I don't know much about Sweden. I read a short article in the International Socialism Journal (issue 51, summer 1991). What they argue here - from a brief re-reading - is that the specific way Swedish capital organized (the "Swedish model") made it rather vulnerable as soon as international crisis took off in the mid-70's.

The "Swedish model" was based on 1) a "social pact" containing a centrally controlled wages policy, a taxation favouring reinvestment and government provision of a highly developed education and infrastructure etc. 2) a very high level of exports from most key industries, and 3) a rather high level of rearmament.

Also it must be remembered that Sweden was one of the few european countries with a 100 pct. intact infrastructure and industry - actually they had provided lots of material for the German war machine during most of WW2.

All this favoured big business, but it didn't matter much that minor and inefficient businesses lost out as long as the boom continued. On the contrary it helped Sweden build a very modern and efficient industry - a model for many others during the boom years.

So Sweden was able to make the most out of the international boom. However the very success of internationalization built the problems that became obvious when the boom ended. The authors name 3 aspects:

a) the tendency to trade blocks (European Union etc.) would exclude Sweden from many of those markets it had lived on after WW2. This also created a political dilemma for the SocDems, because joining the EU would mean problems for the survival of the "model". (As you know the later gave up the "model" as well as their reservations towards EU.)

b) for some of the most successful Swedish companies internationalization meant that their core business was now outside Sweden. A couple of figures (from this 1991 article): Swedish owned companies employed 450.000 workers outside Sweden - with a total Swedish workforce of 4.5 millions, or maybe more comparable: a domestic industrial labour force around 1.5 millions. I.e. 1 out of 4 industrial workers. Electrolux employed 140.500, 110.000 of them abroad; Ericsson employed 70.900, 50 pct. abroad.

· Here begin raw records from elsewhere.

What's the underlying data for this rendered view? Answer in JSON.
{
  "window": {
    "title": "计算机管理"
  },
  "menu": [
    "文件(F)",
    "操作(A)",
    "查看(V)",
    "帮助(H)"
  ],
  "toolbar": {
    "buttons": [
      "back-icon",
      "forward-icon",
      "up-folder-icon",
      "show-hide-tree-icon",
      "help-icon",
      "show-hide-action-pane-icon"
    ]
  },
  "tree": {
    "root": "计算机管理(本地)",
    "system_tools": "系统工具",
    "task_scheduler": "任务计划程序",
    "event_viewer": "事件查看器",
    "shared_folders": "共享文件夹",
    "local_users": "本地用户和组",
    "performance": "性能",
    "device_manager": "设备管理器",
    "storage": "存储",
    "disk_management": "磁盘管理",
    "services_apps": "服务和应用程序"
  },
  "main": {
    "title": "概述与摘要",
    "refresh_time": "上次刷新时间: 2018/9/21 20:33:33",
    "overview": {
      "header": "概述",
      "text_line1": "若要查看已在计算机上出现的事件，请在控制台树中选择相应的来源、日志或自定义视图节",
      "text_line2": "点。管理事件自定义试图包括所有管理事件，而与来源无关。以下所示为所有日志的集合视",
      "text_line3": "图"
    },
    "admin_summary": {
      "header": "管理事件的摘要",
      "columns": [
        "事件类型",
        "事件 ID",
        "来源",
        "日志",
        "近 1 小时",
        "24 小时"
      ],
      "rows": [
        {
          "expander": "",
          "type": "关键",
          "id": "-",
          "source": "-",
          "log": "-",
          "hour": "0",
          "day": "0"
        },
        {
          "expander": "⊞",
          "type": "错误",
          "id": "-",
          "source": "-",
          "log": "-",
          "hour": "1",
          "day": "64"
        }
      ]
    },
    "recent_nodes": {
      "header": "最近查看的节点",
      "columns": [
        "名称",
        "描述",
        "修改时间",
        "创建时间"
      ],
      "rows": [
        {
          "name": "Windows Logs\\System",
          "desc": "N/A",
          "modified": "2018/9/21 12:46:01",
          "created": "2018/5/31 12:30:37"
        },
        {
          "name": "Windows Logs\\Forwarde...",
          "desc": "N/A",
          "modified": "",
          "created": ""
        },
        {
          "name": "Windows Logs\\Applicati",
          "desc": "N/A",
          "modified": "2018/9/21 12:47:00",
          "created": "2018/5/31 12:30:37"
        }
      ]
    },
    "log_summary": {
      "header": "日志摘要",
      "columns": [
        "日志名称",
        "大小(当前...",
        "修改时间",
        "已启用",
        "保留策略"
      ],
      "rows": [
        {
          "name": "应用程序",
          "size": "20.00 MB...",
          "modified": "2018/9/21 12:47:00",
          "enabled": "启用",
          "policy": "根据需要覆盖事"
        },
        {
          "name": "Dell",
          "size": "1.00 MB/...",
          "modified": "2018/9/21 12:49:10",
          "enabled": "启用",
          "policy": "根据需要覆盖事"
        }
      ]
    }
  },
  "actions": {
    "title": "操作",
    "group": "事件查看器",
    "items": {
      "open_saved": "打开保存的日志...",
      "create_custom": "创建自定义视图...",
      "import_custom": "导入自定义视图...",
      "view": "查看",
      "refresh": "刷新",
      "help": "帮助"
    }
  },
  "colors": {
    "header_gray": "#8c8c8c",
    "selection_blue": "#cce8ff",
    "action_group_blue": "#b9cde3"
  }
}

c) the tendency to fusions of big business internationally esp. since the 80's also included Swedish capital.

The effect of (esp. the last two points) is of course to undermine the mutual dependency between these parts of big business and the Swedish state. Parts of big business no longer need the SocDems as much as during the boom, and they no longer need to pay the relative higher wages and taxes, if they can move some of its investments abroad or merge/make joint ventures with foreign companies.

Another factor was the highly centralized bargaining system on the labour market, which gave stability during the boom. But the flip side was that wages (incl. social security etc.) were high not only in export industries but throughout the labour market. Also: While industry became more and more capital intensive, this was not so much the case for public sector, small business etc.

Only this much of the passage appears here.